Grappling with sexual abuse and gender inequality, these shows’ characters are more relatable and relevant today than ever. It’s not that such series will be rewarded just for having a feminist message, but with the momentum of #MeToo and Time’s Up, there’s no question that topical themes raise a show’s profile and enhance its resonance.

Oddly, period pieces address the present moment in an especially acute way. They offer viewers the opportunity to feel and celebrate how far we’ve come, coupled with a nagging awareness of how little some things have changed.

Amy Sherman-Palladino’s Mrs. Maisel, which already has earned the 2018 Golden Globe for comedy series, has become a frontrunner based on its lead, Midge (Rachel Brosnahan), a 21st century heroine plopped into a less enlightened time.
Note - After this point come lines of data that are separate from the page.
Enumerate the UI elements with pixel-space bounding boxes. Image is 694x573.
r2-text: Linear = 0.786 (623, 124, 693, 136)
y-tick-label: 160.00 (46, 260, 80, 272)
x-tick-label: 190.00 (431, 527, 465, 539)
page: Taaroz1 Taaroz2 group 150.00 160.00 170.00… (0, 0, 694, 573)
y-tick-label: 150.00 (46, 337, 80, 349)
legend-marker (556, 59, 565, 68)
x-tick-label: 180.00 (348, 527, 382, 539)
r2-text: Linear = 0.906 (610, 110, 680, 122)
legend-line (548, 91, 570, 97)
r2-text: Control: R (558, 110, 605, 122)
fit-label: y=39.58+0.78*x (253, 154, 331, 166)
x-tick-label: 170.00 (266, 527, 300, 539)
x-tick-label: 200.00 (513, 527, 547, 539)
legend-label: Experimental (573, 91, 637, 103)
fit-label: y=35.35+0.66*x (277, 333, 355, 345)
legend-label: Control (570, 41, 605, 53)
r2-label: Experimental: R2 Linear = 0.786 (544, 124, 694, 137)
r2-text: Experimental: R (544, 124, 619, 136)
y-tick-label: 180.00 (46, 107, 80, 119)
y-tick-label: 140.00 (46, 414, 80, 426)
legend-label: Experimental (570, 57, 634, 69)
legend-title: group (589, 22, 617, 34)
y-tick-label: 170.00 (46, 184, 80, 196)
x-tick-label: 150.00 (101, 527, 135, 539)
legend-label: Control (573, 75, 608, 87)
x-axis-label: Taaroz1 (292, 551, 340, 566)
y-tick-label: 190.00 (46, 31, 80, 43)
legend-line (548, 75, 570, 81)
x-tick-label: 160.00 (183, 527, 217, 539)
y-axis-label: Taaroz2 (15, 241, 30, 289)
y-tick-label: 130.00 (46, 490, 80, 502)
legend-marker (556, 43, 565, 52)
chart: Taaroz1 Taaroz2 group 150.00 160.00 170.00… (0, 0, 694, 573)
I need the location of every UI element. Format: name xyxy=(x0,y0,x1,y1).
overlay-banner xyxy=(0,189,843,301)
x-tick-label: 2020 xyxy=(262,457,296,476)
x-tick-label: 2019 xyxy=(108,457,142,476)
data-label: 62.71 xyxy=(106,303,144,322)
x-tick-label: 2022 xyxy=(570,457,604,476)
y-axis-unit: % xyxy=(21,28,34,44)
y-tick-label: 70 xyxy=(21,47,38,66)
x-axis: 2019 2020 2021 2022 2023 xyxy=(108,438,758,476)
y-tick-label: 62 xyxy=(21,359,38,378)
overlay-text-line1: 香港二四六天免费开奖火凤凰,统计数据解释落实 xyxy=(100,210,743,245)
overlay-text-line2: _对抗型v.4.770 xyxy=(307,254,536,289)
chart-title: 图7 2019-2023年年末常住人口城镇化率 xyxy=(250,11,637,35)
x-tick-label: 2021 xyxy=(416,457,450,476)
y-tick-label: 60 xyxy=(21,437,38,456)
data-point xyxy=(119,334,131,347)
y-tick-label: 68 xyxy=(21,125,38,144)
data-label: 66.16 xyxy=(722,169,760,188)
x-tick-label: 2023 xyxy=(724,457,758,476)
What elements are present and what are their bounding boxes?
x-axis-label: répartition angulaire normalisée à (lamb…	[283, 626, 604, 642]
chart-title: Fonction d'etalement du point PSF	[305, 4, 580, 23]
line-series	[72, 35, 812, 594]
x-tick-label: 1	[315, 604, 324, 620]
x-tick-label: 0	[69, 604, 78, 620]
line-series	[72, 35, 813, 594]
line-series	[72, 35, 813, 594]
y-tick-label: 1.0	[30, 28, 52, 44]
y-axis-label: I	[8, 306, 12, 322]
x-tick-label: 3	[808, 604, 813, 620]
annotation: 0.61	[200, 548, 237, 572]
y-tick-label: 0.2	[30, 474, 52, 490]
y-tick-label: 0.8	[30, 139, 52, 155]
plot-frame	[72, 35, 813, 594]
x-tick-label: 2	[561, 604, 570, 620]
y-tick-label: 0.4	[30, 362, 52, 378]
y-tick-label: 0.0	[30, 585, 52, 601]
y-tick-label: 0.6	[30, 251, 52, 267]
While Midge has internalized the values of the 1950s — even wearing makeup to bed so her husband won’t see her natural face — she finds her identity and career as a stand-up after her husband leaves her, delivering empowering onstage rants about gender inequality that still ring true today. “Why do women have to pretend to be something that we’re not?” she asks in her fledgling stand-up act. “Why do we have to pretend to be sorry when we have nothing to be sorry about?”

GLOW, created by Liz Flahive and Carly Mensch, also captures an earlier era, the 1980s, yet feels pertinent as Ruth (Alison Brie), a struggling actress, bemoans how few great roles there are for women onscreen. But the show, which premiered before #MeToo, now lands with a weightier social current. Marc Maron’s character, the wrestling show’s producer, is a casual sexist who jokingly asks the women auditioning to list special skills, including “favorite sexual positions.”

 

Ruth’s mistakes (she had an affair with her best friend’s husband) also make her believable. Bridgette, the single mother Frankie Shaw created and plays on Showtime’s SMILF, is even more of a mess. In the pilot, she leaves her sleeping toddler alone while she runs to a bodega to buy junk food because she has an eating disorder. Through the season, Shaw deepens the character, who is devoted to her child yet determined to claim her own future, even chasing after her dream of playing professional basketball by finally trying out for the team.

SMILF has wit and a light-handed tone but deals with substantial issues, including Bridgette’s childhood sexual abuse by her father. In one scene, Rosie O’Donnell, in a richly written and acted role as her mother, explains that she tried to have her ex-husband arrested at the time, “but nobody would help me” — a timely echo of the words that many sexual assault survivors have been saying as they share their own stories. And One Day at a Time, which centers on a multigenerational Cuban-American family led by a single working mother (Justina Machado) and a granny (Rita Moreno) who becomes a U.S. citizen, also landed its second season in a timely moment as a national debate over immigration roils.

Still, to win the Emmy, these series will have to take on the audacious, heavily favored Atlanta, which has a decidedly male POV. And you can’t count out perennial nominees like Unbreakable Kimmy Schmidt (Netflix) and Black-ish (ABC), or NBC’s Will & Grace reboot. But whatever show takes the 2018 prize, when Veep returns for the 2019 race, it will arrive in a new awards landscape galvanized by heroines following Selina Meyer’s gutsy lead.